SINGAPORE (AFP) – Crude hit fresh five-year-lows Monday following another weak batch of trade data out of China, while prices were also pressured by the strengthening dollar, analysts said.
US benchmark West Texas Intermediate (WTI) for January delivery was down 76 cents at $65.08 in afternoon trade. Brent crude slipped 87 cents to $68.20.
WTI is sitting at its lowest point since July 2009 and Brent is at lows not seen since October 2009, with the contract continuing to be hurt by OPEC’s decision last month to maintain output despite a global supply glut.
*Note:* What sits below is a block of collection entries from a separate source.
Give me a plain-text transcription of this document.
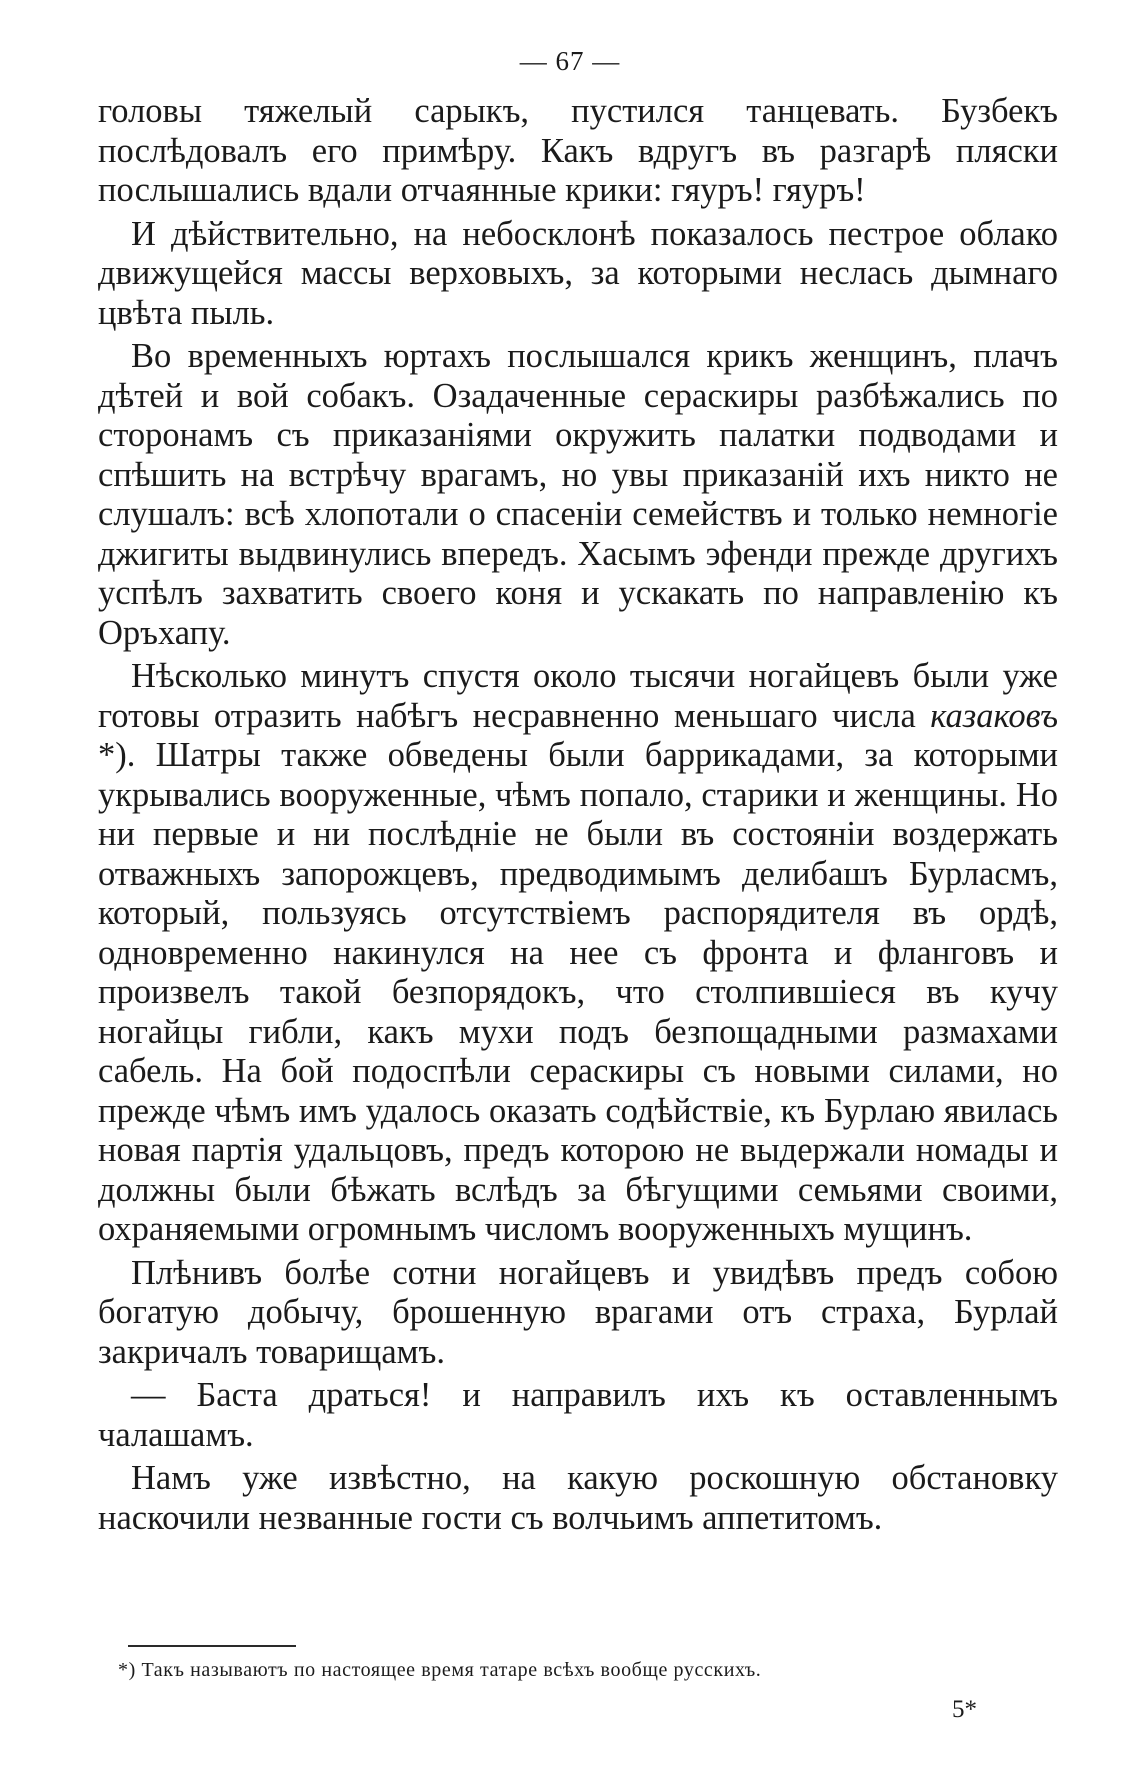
— 67 —

головы тяжелый сарыкъ, пустился танцевать. Бузбекъ послѣдовалъ его примѣру. Какъ вдругъ въ разгарѣ пляски послышались вдали отчаянные крики: гяуръ! гяуръ!

И дѣйствительно, на небосклонѣ показалось пестрое облако движущейся массы верховыхъ, за которыми неслась дымнаго цвѣта пыль.

Во временныхъ юртахъ послышался крикъ женщинъ, плачъ дѣтей и вой собакъ. Озадаченные сераскиры разбѣжались по сторонамъ съ приказаніями окружить палатки подводами и спѣшить на встрѣчу врагамъ, но увы приказаній ихъ никто не слушалъ: всѣ хлопотали о спасеніи семействъ и только немногіе джигиты выдвинулись впередъ. Хасымъ эфенди прежде другихъ успѣлъ захватить своего коня и ускакать по направленію къ Оръхапу.

Нѣсколько минутъ спустя около тысячи ногайцевъ были уже готовы отразить набѣгъ несравненно меньшаго числа казаковъ *). Шатры также обведены были баррикадами, за которыми укрывались вооруженные, чѣмъ попало, старики и женщины. Но ни первые и ни послѣдніе не были въ состояніи воздержать отважныхъ запорожцевъ, предводимымъ делибашъ Бурласмъ, который, пользуясь отсутствіемъ распорядителя въ ордѣ, одновременно накинулся на нее съ фронта и фланговъ и произвелъ такой безпорядокъ, что столпившіеся въ кучу ногайцы гибли, какъ мухи подъ безпощадными размахами сабель. На бой подоспѣли сераскиры съ новыми силами, но прежде чѣмъ имъ удалось оказать содѣйствіе, къ Бурлаю явилась новая партія удальцовъ, предъ которою не выдержали номады и должны были бѣжать вслѣдъ за бѣгущими семьями своими, охраняемыми огромнымъ числомъ вооруженныхъ мущинъ.

Плѣнивъ болѣе сотни ногайцевъ и увидѣвъ предъ собою богатую добычу, брошенную врагами отъ страха, Бурлай закричалъ товарищамъ.

— Баста драться! и направилъ ихъ къ оставленнымъ чалашамъ.

Намъ уже извѣстно, на какую роскошную обстановку наскочили незванные гости съ волчьимъ аппетитомъ.

*) Такъ называютъ по настоящее время татаре всѣхъ вообще русскихъ.
5*
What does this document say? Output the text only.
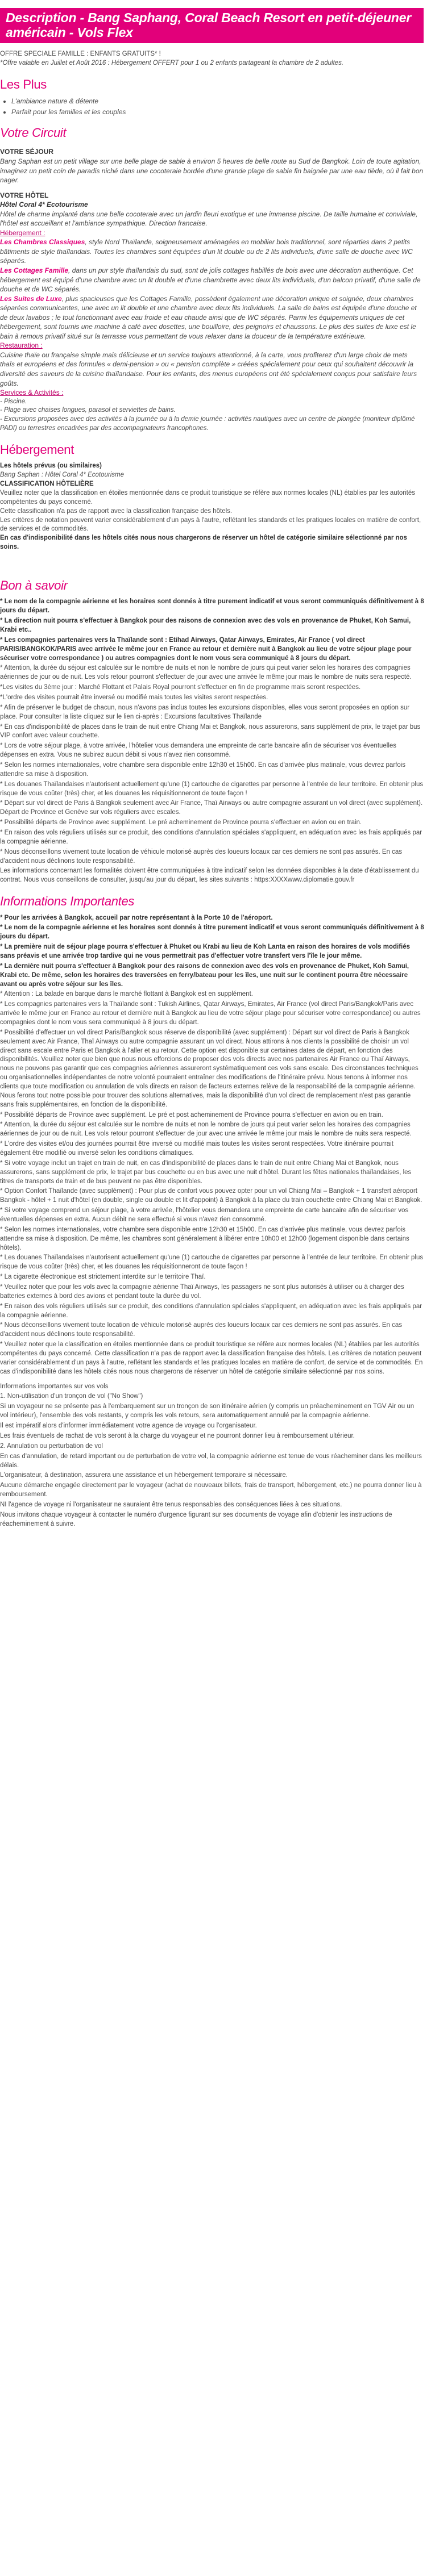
Description - Bang Saphang, Coral Beach Resort en petit-déjeuner américain - Vols Flex

OFFRE SPECIALE FAMILLE : ENFANTS GRATUITS* !

*Offre valable en Juillet et Août 2016 : Hébergement OFFERT pour 1 ou 2 enfants partageant la chambre de 2 adultes.

Les Plus
• L'ambiance nature & détente
• Parfait pour les familles et les couples
Votre Circuit

VOTRE SÉJOUR

Bang Saphan est un petit village sur une belle plage de sable à environ 5 heures de belle route au Sud de Bangkok. Loin de toute agitation, imaginez un petit coin de paradis niché dans une cocoteraie bordée d'une grande plage de sable fin baignée par une eau tiède, où il fait bon nager.

VOTRE HÔTEL

Hôtel Coral 4* Ecotourisme

Hôtel de charme implanté dans une belle cocoteraie avec un jardin fleuri exotique et une immense piscine. De taille humaine et conviviale, l'hôtel est accueillant et l'ambiance sympathique. Direction francaise.

Hébergement :

Les Chambres Classiques, style Nord Thaïlande, soigneusement aménagées en mobilier bois traditionnel, sont réparties dans 2 petits bâtiments de style thaïlandais. Toutes les chambres sont équipées d'un lit double ou de 2 lits individuels, d'une salle de douche avec WC séparés.

Les Cottages Famille, dans un pur style thaïlandais du sud, sont de jolis cottages habillés de bois avec une décoration authentique. Cet hébergement est équipé d'une chambre avec un lit double et d'une chambrette avec deux lits individuels, d'un balcon privatif, d'une salle de douche et de WC séparés.

Les Suites de Luxe, plus spacieuses que les Cottages Famille, possèdent également une décoration unique et soignée, deux chambres séparées communicantes, une avec un lit double et une chambre avec deux lits individuels. La salle de bains est équipée d'une douche et de deux lavabos ; le tout fonctionnant avec eau froide et eau chaude ainsi que de WC séparés. Parmi les équipements uniques de cet hébergement, sont fournis une machine à café avec dosettes, une bouilloire, des peignoirs et chaussons. Le plus des suites de luxe est le bain à remous privatif situé sur la terrasse vous permettant de vous relaxer dans la douceur de la température extérieure.

Restauration :

Cuisine thaïe ou française simple mais délicieuse et un service toujours attentionné, à la carte, vous profiterez d'un large choix de mets thaïs et européens et des formules « demi-pension » ou « pension complète » créées spécialement pour ceux qui souhaitent découvrir la diversité des saveurs de la cuisine thaïlandaise. Pour les enfants, des menus européens ont été spécialement conçus pour satisfaire leurs goûts.

Services & Activités :

- Piscine.

- Plage avec chaises longues, parasol et serviettes de bains.

- Excursions proposées avec des activités à la journée ou à la demie journée : activités nautiques avec un centre de plongée (moniteur diplômé PADI) ou terrestres encadrées par des accompagnateurs francophones.

Hébergement

Les hôtels prévus (ou similaires)

Bang Saphan : Hôtel Coral 4* Ecotourisme

CLASSIFICATION HÔTELIÈRE

Veuillez noter que la classification en étoiles mentionnée dans ce produit touristique se réfère aux normes locales (NL) établies par les autorités compétentes du pays concerné.

Cette classification n'a pas de rapport avec la classification française des hôtels.

Les critères de notation peuvent varier considérablement d'un pays à l'autre, reflétant les standards et les pratiques locales en matière de confort, de services et de commodités.

En cas d'indisponibilité dans les hôtels cités nous nous chargerons de réserver un hôtel de catégorie similaire sélectionné par nos soins.

Bon à savoir

* Le nom de la compagnie aérienne et les horaires sont donnés à titre purement indicatif et vous seront communiqués définitivement à 8 jours du départ.

* La direction nuit pourra s'effectuer à Bangkok pour des raisons de connexion avec des vols en provenance de Phuket, Koh Samui, Krabi etc..

* Les compagnies partenaires vers la Thaïlande sont : Etihad Airways, Qatar Airways, Emirates, Air France ( vol direct PARIS/BANGKOK/PARIS avec arrivée le même jour en France au retour et dernière nuit à Bangkok au lieu de votre séjour plage pour sécuriser votre correspondance ) ou autres compagnies dont le nom vous sera communiqué à 8 jours du départ.

* Attention, la durée du séjour est calculée sur le nombre de nuits et non le nombre de jours qui peut varier selon les horaires des compagnies aériennes de jour ou de nuit. Les vols retour pourront s'effectuer de jour avec une arrivée le même jour mais le nombre de nuits sera respecté.

*Les visites du 3ème jour : Marché Flottant et Palais Royal pourront s'effectuer en fin de programme mais seront respectées.

*L'ordre des visites pourrait être inversé ou modifié mais toutes les visites seront respectées.

* Afin de préserver le budget de chacun, nous n'avons pas inclus toutes les excursions disponibles, elles vous seront proposées en option sur place. Pour consulter la liste cliquez sur le lien ci-après : Excursions facultatives Thaïlande

* En cas d'indisponibilité de places dans le train de nuit entre Chiang Mai et Bangkok, nous assurerons, sans supplément de prix, le trajet par bus VIP confort avec valeur couchette.

* Lors de votre séjour plage, à votre arrivée, l'hôtelier vous demandera une empreinte de carte bancaire afin de sécuriser vos éventuelles dépenses en extra. Vous ne subirez aucun débit si vous n'avez rien consommé.

* Selon les normes internationales, votre chambre sera disponible entre 12h30 et 15h00. En cas d'arrivée plus matinale, vous devrez parfois attendre sa mise à disposition.

* Les douanes Thaïlandaises n'autorisent actuellement qu'une (1) cartouche de cigarettes par personne à l'entrée de leur territoire. En obtenir plus risque de vous coûter (très) cher, et les douanes les réquisitionneront de toute façon !

* Départ sur vol direct de Paris à Bangkok seulement avec Air France, Thaï Airways ou autre compagnie assurant un vol direct (avec supplément). Départ de Province et Genève sur vols réguliers avec escales.

* Possibilité départs de Province avec supplément. Le pré acheminement de Province pourra s'effectuer en avion ou en train.

* En raison des vols réguliers utilisés sur ce produit, des conditions d'annulation spéciales s'appliquent, en adéquation avec les frais appliqués par la compagnie aérienne.

* Nous déconseillons vivement toute location de véhicule motorisé auprès des loueurs locaux car ces derniers ne sont pas assurés. En cas d'accident nous déclinons toute responsabilité.

Les informations concernant les formalités doivent être communiquées à titre indicatif selon les données disponibles à la date d'établissement du contrat. Nous vous conseillons de consulter, jusqu'au jour du départ, les sites suivants : https:XXXXwww.diplomatie.gouv.fr

Informations Importantes

* Pour les arrivées à Bangkok, accueil par notre représentant à la Porte 10 de l'aéroport.

* Le nom de la compagnie aérienne et les horaires sont donnés à titre purement indicatif et vous seront communiqués définitivement à 8 jours du départ.

* La première nuit de séjour plage pourra s'effectuer à Phuket ou Krabi au lieu de Koh Lanta en raison des horaires de vols modifiés sans préavis et une arrivée trop tardive qui ne vous permettrait pas d'effectuer votre transfert vers l'île le jour même.

* La dernière nuit pourra s'effectuer à Bangkok pour des raisons de connexion avec des vols en provenance de Phuket, Koh Samui, Krabi etc. De même, selon les horaires des traversées en ferry/bateau pour les îles, une nuit sur le continent pourra être nécessaire avant ou après votre séjour sur les îles.

* Attention : La balade en barque dans le marché flottant à Bangkok est en supplément.

* Les compagnies partenaires vers la Thaïlande sont : Tukish Airlines, Qatar Airways, Emirates, Air France (vol direct Paris/Bangkok/Paris avec arrivée le même jour en France au retour et dernière nuit à Bangkok au lieu de votre séjour plage pour sécuriser votre correspondance) ou autres compagnies dont le nom vous sera communiqué à 8 jours du départ.

* Possibilité d'effectuer un vol direct Paris/Bangkok sous réserve de disponibilité (avec supplément) : Départ sur vol direct de Paris à Bangkok seulement avec Air France, Thaï Airways ou autre compagnie assurant un vol direct. Nous attirons à nos clients la possibilité de choisir un vol direct sans escale entre Paris et Bangkok à l'aller et au retour. Cette option est disponible sur certaines dates de départ, en fonction des disponibilités. Veuillez noter que bien que nous nous efforcions de proposer des vols directs avec nos partenaires Air France ou Thaï Airways, nous ne pouvons pas garantir que ces compagnies aériennes assureront systématiquement ces vols sans escale. Des circonstances techniques ou organisationnelles indépendantes de notre volonté pourraient entraîner des modifications de l'itinéraire prévu. Nous tenons à informer nos clients que toute modification ou annulation de vols directs en raison de facteurs externes relève de la responsabilité de la compagnie aérienne. Nous ferons tout notre possible pour trouver des solutions alternatives, mais la disponibilité d'un vol direct de remplacement n'est pas garantie sans frais supplémentaires, en fonction de la disponibilité.

* Possibilité départs de Province avec supplément. Le pré et post acheminement de Province pourra s'effectuer en avion ou en train.

* Attention, la durée du séjour est calculée sur le nombre de nuits et non le nombre de jours qui peut varier selon les horaires des compagnies aériennes de jour ou de nuit. Les vols retour pourront s'effectuer de jour avec une arrivée le même jour mais le nombre de nuits sera respecté.

* L'ordre des visites et/ou des journées pourrait être inversé ou modifié mais toutes les visites seront respectées. Votre itinéraire pourrait également être modifié ou inversé selon les conditions climatiques.

* Si votre voyage inclut un trajet en train de nuit, en cas d'indisponibilité de places dans le train de nuit entre Chiang Mai et Bangkok, nous assurerons, sans supplément de prix, le trajet par bus couchette ou en bus avec une nuit d'hôtel. Durant les fêtes nationales thaïlandaises, les titres de transports de train et de bus peuvent ne pas être disponibles.

* Option Confort Thaïlande (avec supplément) : Pour plus de confort vous pouvez opter pour un vol Chiang Mai – Bangkok + 1 transfert aéroport Bangkok - hôtel + 1 nuit d'hôtel (en double, single ou double et lit d'appoint) à Bangkok à la place du train couchette entre Chiang Mai et Bangkok.

* Si votre voyage comprend un séjour plage, à votre arrivée, l'hôtelier vous demandera une empreinte de carte bancaire afin de sécuriser vos éventuelles dépenses en extra. Aucun débit ne sera effectué si vous n'avez rien consommé.

* Selon les normes internationales, votre chambre sera disponible entre 12h30 et 15h00. En cas d'arrivée plus matinale, vous devrez parfois attendre sa mise à disposition. De même, les chambres sont généralement à libérer entre 10h00 et 12h00 (logement disponible dans certains hôtels).

* Les douanes Thaïlandaises n'autorisent actuellement qu'une (1) cartouche de cigarettes par personne à l'entrée de leur territoire. En obtenir plus risque de vous coûter (très) cher, et les douanes les réquisitionneront de toute façon !

* La cigarette électronique est strictement interdite sur le territoire Thaï.

* Veuillez noter que pour les vols avec la compagnie aérienne Thaï Airways, les passagers ne sont plus autorisés à utiliser ou à charger des batteries externes à bord des avions et pendant toute la durée du vol.

* En raison des vols réguliers utilisés sur ce produit, des conditions d'annulation spéciales s'appliquent, en adéquation avec les frais appliqués par la compagnie aérienne.

* Nous déconseillons vivement toute location de véhicule motorisé auprès des loueurs locaux car ces derniers ne sont pas assurés. En cas d'accident nous déclinons toute responsabilité.

* Veuillez noter que la classification en étoiles mentionnée dans ce produit touristique se réfère aux normes locales (NL) établies par les autorités compétentes du pays concerné. Cette classification n'a pas de rapport avec la classification française des hôtels. Les critères de notation peuvent varier considérablement d'un pays à l'autre, reflétant les standards et les pratiques locales en matière de confort, de service et de commodités. En cas d'indisponibilité dans les hôtels cités nous nous chargerons de réserver un hôtel de catégorie similaire sélectionné par nos soins.

Informations importantes sur vos vols

1. Non-utilisation d'un tronçon de vol ("No Show")

Si un voyageur ne se présente pas à l'embarquement sur un tronçon de son itinéraire aérien (y compris un préacheminement en TGV Air ou un vol intérieur), l'ensemble des vols restants, y compris les vols retours, sera automatiquement annulé par la compagnie aérienne.

Il est impératif alors d'informer immédiatement votre agence de voyage ou l'organisateur.

Les frais éventuels de rachat de vols seront à la charge du voyageur et ne pourront donner lieu à remboursement ultérieur.

2. Annulation ou perturbation de vol

En cas d'annulation, de retard important ou de perturbation de votre vol, la compagnie aérienne est tenue de vous réacheminer dans les meilleurs délais.

L'organisateur, à destination, assurera une assistance et un hébergement temporaire si nécessaire.

Aucune démarche engagée directement par le voyageur (achat de nouveaux billets, frais de transport, hébergement, etc.) ne pourra donner lieu à remboursement.

NI l'agence de voyage ni l'organisateur ne sauraient être tenus responsables des conséquences liées à ces situations.

Nous invitons chaque voyageur à contacter le numéro d'urgence figurant sur ses documents de voyage afin d'obtenir les instructions de réacheminement à suivre.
“Investors are casting their eye on the Chinese trade data at the moment… weakness could mean pressure on Brent,” said David Lennox, resource analyst at Fat Prophets in Sydney.
China said Monday that exports grew just 4.7 per cent year-on-year to $211.66 billion in November while imports dropped 6.7 per cent to $157.19 billion.
Analysts had expected exports to grow 8.0 per cent and imports to expand 3.9 per cent.
Falling commodity prices, including oil, which has slumped by about 40 per cent since June, “will have weighed on the value of commodity imports”, research house Capital Economics said in a note.
“The sharp fall (in Chinese imports) also hints at a further cooling of domestic demand,” it said.
Trade figures out of China, the world’s top energy consumer, are closely watched for their impact on crude prices, especially the more internationally leveraged Brent contract.